其中$\alpha$是学习率, 也就是我们常说的learning rate. 但是在实际implement中, 在代码实现层面通常会将bias correction加入到$\alpha$的计算中, 即:

\[\hat{\alpha} = \alpha \frac{\sqrt{1-\beta^t_2}}{1-\beta^t_1}\]

实际上得到的参数更新差值为:

\[\Delta\hat{\boldsymbol{\theta}}_{t} = - \hat{\alpha} \cdot \frac{M_t}{\sqrt{G_t}+ \epsilon}\]

上述步骤也在Adam原文中的算法流程中得到体现:

image-20210930110315779

Bias Correction

那么为什么我们要进行偏差修正呢, Bias Correction在训练过程中扮演了什么样的作用呢, 我们先来看一下论文原文的解释:

In case of sparse gradients, for a reliable estimate of the second moment one needs to average over many gradients by chosing a small value of β2; however it is exactly this case of small β2 where a lack of initialisation bias correction would lead to initial steps that are much larger.
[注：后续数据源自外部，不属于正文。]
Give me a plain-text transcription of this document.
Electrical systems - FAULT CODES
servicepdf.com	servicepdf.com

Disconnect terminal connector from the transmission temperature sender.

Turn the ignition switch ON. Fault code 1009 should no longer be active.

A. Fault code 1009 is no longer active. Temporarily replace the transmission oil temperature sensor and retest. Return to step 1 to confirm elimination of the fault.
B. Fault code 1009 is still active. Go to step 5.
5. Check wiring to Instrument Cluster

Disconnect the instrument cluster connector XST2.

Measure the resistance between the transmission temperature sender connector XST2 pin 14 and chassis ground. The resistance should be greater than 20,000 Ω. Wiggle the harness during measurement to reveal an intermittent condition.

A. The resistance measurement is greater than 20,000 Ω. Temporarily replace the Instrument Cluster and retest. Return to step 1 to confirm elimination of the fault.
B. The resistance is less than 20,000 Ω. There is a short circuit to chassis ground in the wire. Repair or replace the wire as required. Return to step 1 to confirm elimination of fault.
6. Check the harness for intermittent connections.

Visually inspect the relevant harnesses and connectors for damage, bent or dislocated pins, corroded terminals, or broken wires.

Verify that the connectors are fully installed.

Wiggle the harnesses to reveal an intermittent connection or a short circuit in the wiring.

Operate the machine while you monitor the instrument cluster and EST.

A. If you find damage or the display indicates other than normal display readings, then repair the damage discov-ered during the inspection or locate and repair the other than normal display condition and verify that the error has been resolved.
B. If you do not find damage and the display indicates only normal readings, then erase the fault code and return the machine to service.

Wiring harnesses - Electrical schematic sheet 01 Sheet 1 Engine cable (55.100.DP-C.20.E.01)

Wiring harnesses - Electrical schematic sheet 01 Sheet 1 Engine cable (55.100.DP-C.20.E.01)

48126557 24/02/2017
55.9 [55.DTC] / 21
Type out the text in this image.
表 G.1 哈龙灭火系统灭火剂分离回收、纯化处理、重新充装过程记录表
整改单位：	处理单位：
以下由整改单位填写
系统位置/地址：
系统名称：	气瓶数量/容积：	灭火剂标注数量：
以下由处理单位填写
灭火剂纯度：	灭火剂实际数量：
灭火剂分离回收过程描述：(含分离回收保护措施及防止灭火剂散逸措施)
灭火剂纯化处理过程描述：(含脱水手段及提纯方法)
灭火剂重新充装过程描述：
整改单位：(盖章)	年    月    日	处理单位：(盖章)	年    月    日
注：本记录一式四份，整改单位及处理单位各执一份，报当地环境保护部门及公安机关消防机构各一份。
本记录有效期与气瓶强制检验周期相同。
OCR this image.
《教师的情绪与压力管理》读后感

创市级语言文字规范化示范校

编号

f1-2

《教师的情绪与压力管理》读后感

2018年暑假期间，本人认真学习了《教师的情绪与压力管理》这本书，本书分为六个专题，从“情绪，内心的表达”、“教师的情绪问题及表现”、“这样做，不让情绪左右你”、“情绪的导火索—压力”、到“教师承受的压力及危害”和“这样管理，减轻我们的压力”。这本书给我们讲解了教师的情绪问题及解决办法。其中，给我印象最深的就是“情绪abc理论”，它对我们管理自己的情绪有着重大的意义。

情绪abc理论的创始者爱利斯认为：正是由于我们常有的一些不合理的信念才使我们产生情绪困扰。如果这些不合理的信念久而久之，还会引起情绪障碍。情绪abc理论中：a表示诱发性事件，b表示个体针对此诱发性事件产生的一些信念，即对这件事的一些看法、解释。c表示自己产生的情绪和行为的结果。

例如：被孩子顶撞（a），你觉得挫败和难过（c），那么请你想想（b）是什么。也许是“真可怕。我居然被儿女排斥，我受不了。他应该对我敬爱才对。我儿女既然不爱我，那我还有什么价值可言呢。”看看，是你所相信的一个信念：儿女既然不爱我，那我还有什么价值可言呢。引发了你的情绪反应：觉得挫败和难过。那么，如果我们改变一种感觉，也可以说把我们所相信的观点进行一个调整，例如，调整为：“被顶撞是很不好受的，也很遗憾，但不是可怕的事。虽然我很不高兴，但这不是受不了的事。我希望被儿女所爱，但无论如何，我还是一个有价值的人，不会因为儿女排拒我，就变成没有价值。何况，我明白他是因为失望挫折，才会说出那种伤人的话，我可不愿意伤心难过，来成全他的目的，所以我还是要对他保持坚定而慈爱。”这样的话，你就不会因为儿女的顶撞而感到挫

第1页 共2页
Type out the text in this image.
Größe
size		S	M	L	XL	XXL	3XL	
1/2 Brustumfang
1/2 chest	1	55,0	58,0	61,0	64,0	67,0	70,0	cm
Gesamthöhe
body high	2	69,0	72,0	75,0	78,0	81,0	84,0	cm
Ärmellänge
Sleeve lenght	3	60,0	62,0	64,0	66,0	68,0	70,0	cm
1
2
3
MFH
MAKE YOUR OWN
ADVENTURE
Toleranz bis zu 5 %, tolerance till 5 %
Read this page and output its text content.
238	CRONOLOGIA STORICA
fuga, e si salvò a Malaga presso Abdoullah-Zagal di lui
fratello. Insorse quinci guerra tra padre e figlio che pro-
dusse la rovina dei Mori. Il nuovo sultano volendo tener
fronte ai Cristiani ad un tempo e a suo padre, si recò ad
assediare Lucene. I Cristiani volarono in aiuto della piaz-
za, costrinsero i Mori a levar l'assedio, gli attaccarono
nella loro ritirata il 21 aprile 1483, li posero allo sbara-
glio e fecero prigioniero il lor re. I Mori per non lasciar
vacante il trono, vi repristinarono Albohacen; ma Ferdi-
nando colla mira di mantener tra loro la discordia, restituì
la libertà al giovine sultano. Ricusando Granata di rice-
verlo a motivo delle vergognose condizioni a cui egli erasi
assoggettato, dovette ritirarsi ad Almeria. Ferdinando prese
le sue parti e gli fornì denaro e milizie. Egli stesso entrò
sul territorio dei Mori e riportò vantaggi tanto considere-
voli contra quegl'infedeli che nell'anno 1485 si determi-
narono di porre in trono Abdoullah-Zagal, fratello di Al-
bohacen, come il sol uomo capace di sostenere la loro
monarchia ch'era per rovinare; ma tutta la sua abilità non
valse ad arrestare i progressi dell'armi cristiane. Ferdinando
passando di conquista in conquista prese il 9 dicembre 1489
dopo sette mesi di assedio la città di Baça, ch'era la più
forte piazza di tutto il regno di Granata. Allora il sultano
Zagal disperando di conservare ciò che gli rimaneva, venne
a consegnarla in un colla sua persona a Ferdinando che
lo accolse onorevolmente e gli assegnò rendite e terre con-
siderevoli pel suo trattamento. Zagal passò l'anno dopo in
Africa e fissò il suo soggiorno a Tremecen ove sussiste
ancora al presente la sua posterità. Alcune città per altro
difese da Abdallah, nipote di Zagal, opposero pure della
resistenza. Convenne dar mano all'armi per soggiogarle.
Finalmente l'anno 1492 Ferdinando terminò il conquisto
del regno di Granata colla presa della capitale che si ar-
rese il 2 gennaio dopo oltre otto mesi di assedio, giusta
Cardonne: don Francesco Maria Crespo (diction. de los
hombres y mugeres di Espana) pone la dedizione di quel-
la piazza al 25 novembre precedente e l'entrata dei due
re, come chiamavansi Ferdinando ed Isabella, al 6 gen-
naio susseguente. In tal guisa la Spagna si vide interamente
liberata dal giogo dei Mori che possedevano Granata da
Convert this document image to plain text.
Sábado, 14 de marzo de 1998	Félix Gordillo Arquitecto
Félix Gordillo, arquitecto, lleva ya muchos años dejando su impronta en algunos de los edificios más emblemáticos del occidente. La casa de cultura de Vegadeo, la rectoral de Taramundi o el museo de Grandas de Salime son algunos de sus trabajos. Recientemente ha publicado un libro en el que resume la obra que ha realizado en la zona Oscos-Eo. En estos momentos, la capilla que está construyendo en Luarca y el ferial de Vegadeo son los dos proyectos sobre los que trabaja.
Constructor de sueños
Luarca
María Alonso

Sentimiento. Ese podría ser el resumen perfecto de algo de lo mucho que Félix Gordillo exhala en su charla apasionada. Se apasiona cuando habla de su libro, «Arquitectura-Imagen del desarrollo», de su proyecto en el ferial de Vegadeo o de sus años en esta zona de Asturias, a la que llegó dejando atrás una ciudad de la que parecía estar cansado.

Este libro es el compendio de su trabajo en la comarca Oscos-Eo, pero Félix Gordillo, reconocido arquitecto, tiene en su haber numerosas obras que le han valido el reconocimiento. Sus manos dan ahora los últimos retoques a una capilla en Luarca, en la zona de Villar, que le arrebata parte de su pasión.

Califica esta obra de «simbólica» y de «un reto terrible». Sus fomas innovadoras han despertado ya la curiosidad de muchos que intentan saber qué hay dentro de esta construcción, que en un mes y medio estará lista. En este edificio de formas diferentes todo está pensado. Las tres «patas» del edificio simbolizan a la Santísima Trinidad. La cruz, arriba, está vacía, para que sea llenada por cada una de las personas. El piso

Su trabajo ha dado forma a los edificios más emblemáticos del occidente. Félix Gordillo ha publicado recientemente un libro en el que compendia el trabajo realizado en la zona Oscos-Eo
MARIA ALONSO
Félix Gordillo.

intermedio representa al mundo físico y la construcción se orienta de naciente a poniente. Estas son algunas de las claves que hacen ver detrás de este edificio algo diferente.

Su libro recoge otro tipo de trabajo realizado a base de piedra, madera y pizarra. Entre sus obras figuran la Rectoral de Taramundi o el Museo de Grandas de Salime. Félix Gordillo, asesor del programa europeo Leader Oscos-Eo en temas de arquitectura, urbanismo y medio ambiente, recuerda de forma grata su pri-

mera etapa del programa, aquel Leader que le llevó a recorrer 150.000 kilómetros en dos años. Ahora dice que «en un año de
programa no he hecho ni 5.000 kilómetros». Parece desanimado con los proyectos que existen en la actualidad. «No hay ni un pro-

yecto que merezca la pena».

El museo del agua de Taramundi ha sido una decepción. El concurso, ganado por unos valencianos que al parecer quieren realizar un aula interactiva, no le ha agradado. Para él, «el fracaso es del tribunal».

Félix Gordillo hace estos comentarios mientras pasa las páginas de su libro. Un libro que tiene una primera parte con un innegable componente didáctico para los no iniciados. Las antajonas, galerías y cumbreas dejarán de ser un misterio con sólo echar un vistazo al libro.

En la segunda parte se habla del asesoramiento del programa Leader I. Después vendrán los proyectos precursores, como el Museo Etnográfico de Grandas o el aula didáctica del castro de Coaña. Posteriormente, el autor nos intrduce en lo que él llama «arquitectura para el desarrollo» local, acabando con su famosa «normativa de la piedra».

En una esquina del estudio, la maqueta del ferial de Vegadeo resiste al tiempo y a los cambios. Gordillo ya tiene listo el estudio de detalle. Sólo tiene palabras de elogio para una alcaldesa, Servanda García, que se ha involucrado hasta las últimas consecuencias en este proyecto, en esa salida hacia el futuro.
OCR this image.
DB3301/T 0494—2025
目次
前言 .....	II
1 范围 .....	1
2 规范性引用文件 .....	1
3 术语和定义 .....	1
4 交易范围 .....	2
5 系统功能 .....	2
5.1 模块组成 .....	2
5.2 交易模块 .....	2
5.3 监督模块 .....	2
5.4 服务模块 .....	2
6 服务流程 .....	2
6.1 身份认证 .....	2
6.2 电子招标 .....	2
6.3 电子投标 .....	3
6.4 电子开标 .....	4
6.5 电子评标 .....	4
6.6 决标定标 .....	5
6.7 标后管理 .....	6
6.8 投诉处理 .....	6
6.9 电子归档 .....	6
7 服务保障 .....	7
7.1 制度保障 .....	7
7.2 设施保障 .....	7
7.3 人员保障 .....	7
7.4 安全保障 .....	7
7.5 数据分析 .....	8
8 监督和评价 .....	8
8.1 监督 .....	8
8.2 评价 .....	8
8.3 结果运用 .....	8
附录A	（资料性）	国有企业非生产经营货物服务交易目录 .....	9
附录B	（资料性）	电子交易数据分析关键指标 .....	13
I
以公式来具体论证的话, 在时间步$t$, 我们以指数移动平均来举例, 假设$G_0$有初始化$ G_0=0$, 根据$G_t = \beta_2 G_{t-1} + (1-\beta_1) \boldsymbol{g}_{t}^2 $, 我们可以得到$G_t$在任意时间步的累加状态:

\[G_{t}=\left(1-\beta_{2}\right) \sum_{i=1}^{t} \beta_{2}^{t-i} \cdot g_{i}^{2}\]

我们想要知道的是Adam中模拟的指数移动平均$G_t$的期望 $\mathbb{E}\left[G_{t}\right]$ 能否对应真实二阶矩 $\mathbb{E}\left[g_{t}^2\right]$ , 这里有没有存在一定偏差呢, 我们不妨来计算一下 $\mathbb{E}\left[G_{t}\right]$:

\[\begin{aligned} \mathbb{E}\left[G_{t}\right] &=\mathbb{E}\left[\left(1-\beta_{2}\right) \sum_{i=1}^{t} \beta_{2}^{t-i} \cdot g_{i}^{2}\right] \\ &=\mathbb{E}\left[g_{t}^{2}\right] \cdot\left(1-\beta_{2}\right) \sum_{i=1}^{t} \beta_{2}^{t-i}+\zeta \\ &=\mathbb{E}\left[g_{t}^{2}\right] \cdot\left(1-\beta_{2}\right) \frac{1-\beta_2^t}{1-\beta_2}+\zeta \\ &=\mathbb{E}\left[g_{t}^{2}\right] \cdot\left(1-\beta_{2}^{t}\right)+\zeta \end{aligned}\]

计算一个简单的等比数列求和完成推导后, 我们可以看到偏移系数$\left(1-\beta_{2}^{t}\right)$已经出现在我们面前了, 对于一阶矩$M_t$同样可以推导出偏移系数$\left(1-\beta_{1}^{t}\right)$, 这是由零值初始化导致的, 所以我们需要计算参数更新差值时进行修正.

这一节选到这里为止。